Angeklagter hat sich bisher nicht geäußert

Hauptbeschuldigter in den Verfahren ist ein 28 Jahre alter Münsteraner, der den Jungen, den Sohn seiner Lebensgefährtin, verschiedenen Männern zugeführt haben soll, die den Jungen missbrauchten. 

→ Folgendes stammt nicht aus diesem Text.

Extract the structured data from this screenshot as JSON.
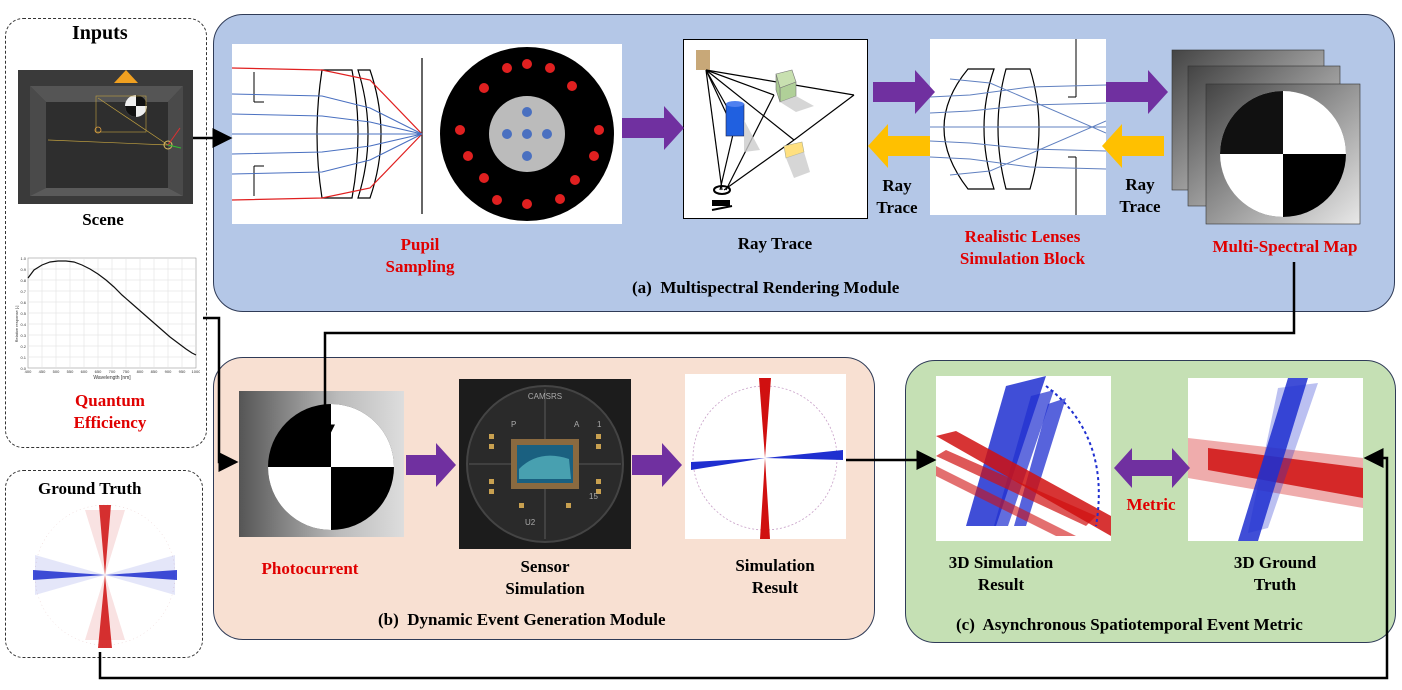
{
  "inputs": {
    "title": "Inputs",
    "scene_label": "Scene",
    "qe_label_line1": "Quantum",
    "qe_label_line2": "Efficiency",
    "qe_chart": {
      "xlabel": "Wavelength [nm]",
      "ylabel": "Relative response [-]",
      "x_ticks": [
        "400",
        "450",
        "500",
        "550",
        "600",
        "650",
        "700",
        "750",
        "800",
        "850",
        "900",
        "950",
        "1000"
      ],
      "y_ticks": [
        "0.0",
        "0.1",
        "0.2",
        "0.3",
        "0.4",
        "0.5",
        "0.6",
        "0.7",
        "0.8",
        "0.9",
        "1.0"
      ]
    }
  },
  "ground_truth": {
    "title": "Ground Truth"
  },
  "module_a": {
    "title_prefix": "(a)",
    "title": "Multispectral Rendering Module",
    "pupil_label_line1": "Pupil",
    "pupil_label_line2": "Sampling",
    "ray_trace_label": "Ray Trace",
    "lens_label_line1": "Realistic Lenses",
    "lens_label_line2": "Simulation Block",
    "ray_trace_left_line1": "Ray",
    "ray_trace_left_line2": "Trace",
    "ray_trace_right_line1": "Ray",
    "ray_trace_right_line2": "Trace",
    "msmap_label": "Multi-Spectral Map"
  },
  "module_b": {
    "title_prefix": "(b)",
    "title": "Dynamic Event Generation Module",
    "photocurrent_label": "Photocurrent",
    "sensor_label_line1": "Sensor",
    "sensor_label_line2": "Simulation",
    "sim_label_line1": "Simulation",
    "sim_label_line2": "Result",
    "sensor_text_top": "CAMSRS",
    "sensor_text_p": "P",
    "sensor_text_a": "A",
    "sensor_text_1": "1",
    "sensor_text_15": "15",
    "sensor_text_u2": "U2"
  },
  "module_c": {
    "title_prefix": "(c)",
    "title": "Asynchronous Spatiotemporal Event Metric",
    "sim3d_line1": "3D Simulation",
    "sim3d_line2": "Result",
    "gt3d_line1": "3D Ground",
    "gt3d_line2": "Truth",
    "metric_label": "Metric"
  },
  "colors": {
    "module_a_bg": "#b4c7e7",
    "module_b_bg": "#f8e0d2",
    "module_c_bg": "#c5e0b4",
    "arrow_purple": "#7030a0",
    "arrow_yellow": "#ffc000",
    "label_red": "#e00000",
    "event_red": "#d01010",
    "event_blue": "#1f2fd0"
  }
}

Zu den mutmaßlichen Sexualstraftätern zählte laut den Ermittlungen auch der jetzt angeklagte 37-Jährige. Dieser habe sich bisher nicht zu den Vorwürfen geäußert, erklärte die Staatsanwaltschaft. Bei einer Durchsuchung seiner Wohnung seien mindestens 127 kinderpornografische Bilddateien beschlagnahmt worden. 

Fünf Urteile bisher

Laut Staatsanwaltschaft Münster ist dies die zwölfte Anklage seit Beginn der Ermittlungen im Mai 2020. Fünf Urteile seien in den Verfahren schon ergangen, zwei davon seien rechtskräftig, sagte der Sprecher der Staatsanwaltschaft, Martin Botzenhardt. 

Zuletzt war Mitte Mai die Mutter des missbrauchten Jungen wegen Beihilfe angeklagt worden, weil sie von den Straftaten gewusst und ihr Kind nicht geschützt habe. 

Parallel zu den Anklageerhebungen liefen die Ermittlungen der Polizei weiter. Es sei aufgrund der bisherigen Erkenntnisse nicht auszuschließen, dass weitere Tatverdächtige im Zuständigkeitsbereich der Staatsanwaltschaft Münster ermittelt würden.